Les bâtiments tertiaires concernés par le décret : surface, usage et acteurs

Le décret tertiaire, instauré dans le cadre de la loi ÉLAN, vise à réduire significativement la consommation énergétique des bâtiments dédiés à des activités tertiaires. Cette réduction doit atteindre 40 % d’ici 2030, 50 % d’ici 2040 et 60 % d’ici 2050, selon des objectifs affichés avec la volonté claire de soutenir la transition énergétique en France.
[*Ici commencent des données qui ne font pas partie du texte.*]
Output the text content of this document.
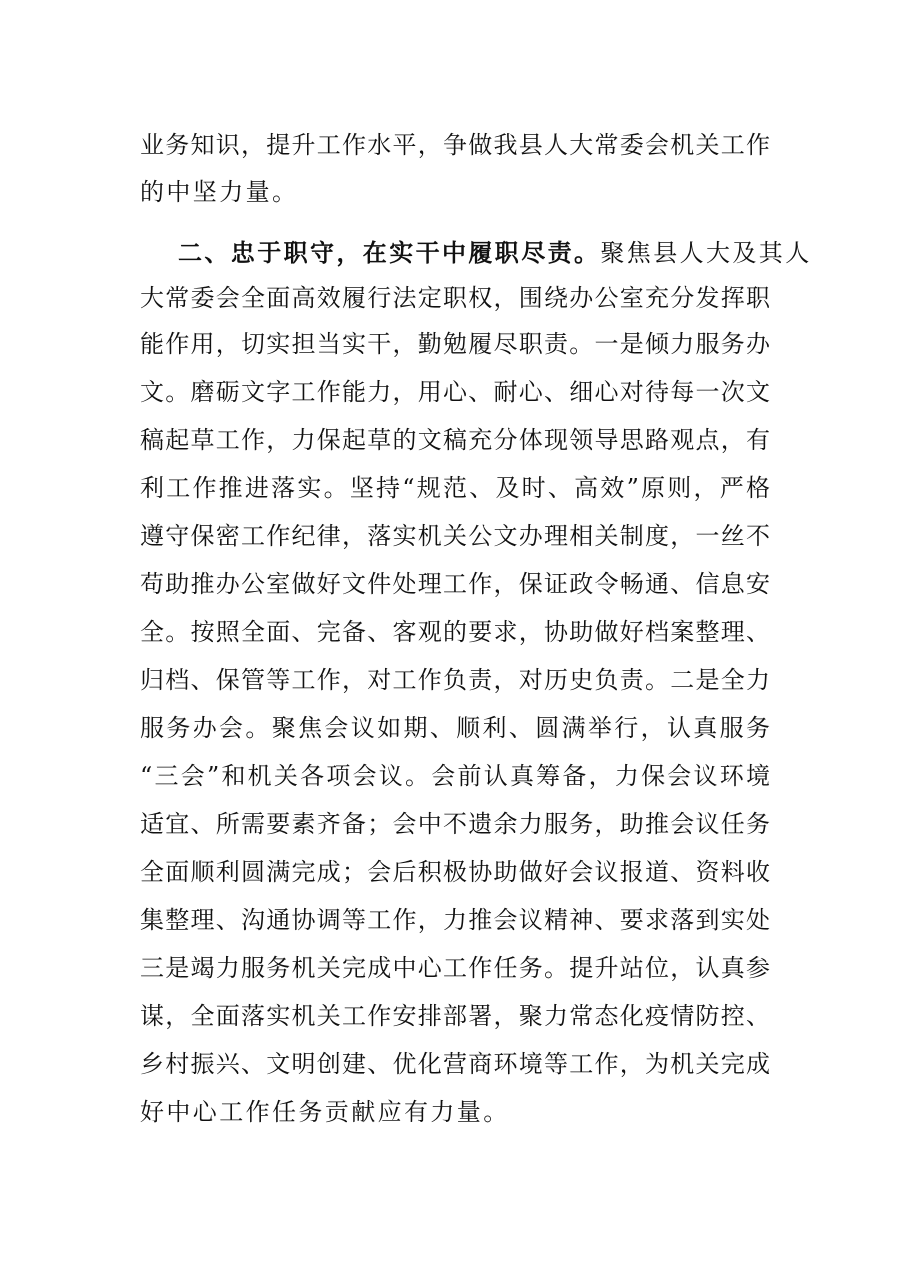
业务知识，提升工作水平，争做我县人大常委会机关工作
的中坚力量。
二、忠于职守，在实干中履职尽责。聚焦县人大及其人
大常委会全面高效履行法定职权，围绕办公室充分发挥职
能作用，切实担当实干，勤勉履尽职责。一是倾力服务办
文。磨砺文字工作能力，用心、耐心、细心对待每一次文
稿起草工作，力保起草的文稿充分体现领导思路观点，有
利工作推进落实。坚持“规范、及时、高效”原则，严格
遵守保密工作纪律，落实机关公文办理相关制度，一丝不
苟助推办公室做好文件处理工作，保证政令畅通、信息安
全。按照全面、完备、客观的要求，协助做好档案整理、
归档、保管等工作，对工作负责，对历史负责。二是全力
服务办会。聚焦会议如期、顺利、圆满举行，认真服务
“三会”和机关各项会议。会前认真筹备，力保会议环境
适宜、所需要素齐备；会中不遗余力服务，助推会议任务
全面顺利圆满完成；会后积极协助做好会议报道、资料收
集整理、沟通协调等工作，力推会议精神、要求落到实处
三是竭力服务机关完成中心工作任务。提升站位，认真参
谋，全面落实机关工作安排部署，聚力常态化疫情防控、
乡村振兴、文明创建、优化营商环境等工作，为机关完成
好中心工作任务贡献应有力量。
Mais quels sont précisément les bâtiments concernés par cette réglementation ?

Pour être soumis à cette réglementation, un bâtiment doit remplir deux critères essentiels. Premièrement, il doit être à usage tertiaire, c’est-à-dire abriter une activité liée aux secteurs tertiaires, qu’elle soit commerciale ou de service. Cela inclut :

  • Des bureaux d’entreprises ou d’administrations
  • Des établissements d’enseignement
  • Des commerces, centres commerciaux et espaces de vente
  • Des établissements de santé, tels que des cliniques ou hôpitaux
  • Des structures culturelles, sportives ou touristiques

Ensuite, la surface de plancher totale de ce bâtiment (ou la surface cumulée de plusieurs unités liées fonctionnellement) doit être supérieure ou égale à 1 000 mètres carrés. Ce seuil a été défini pour cadrer et prioriser les efforts sur les constructions les plus importantes en taille, responsables de la majeure partie de la consommation énergétique dans ce secteur.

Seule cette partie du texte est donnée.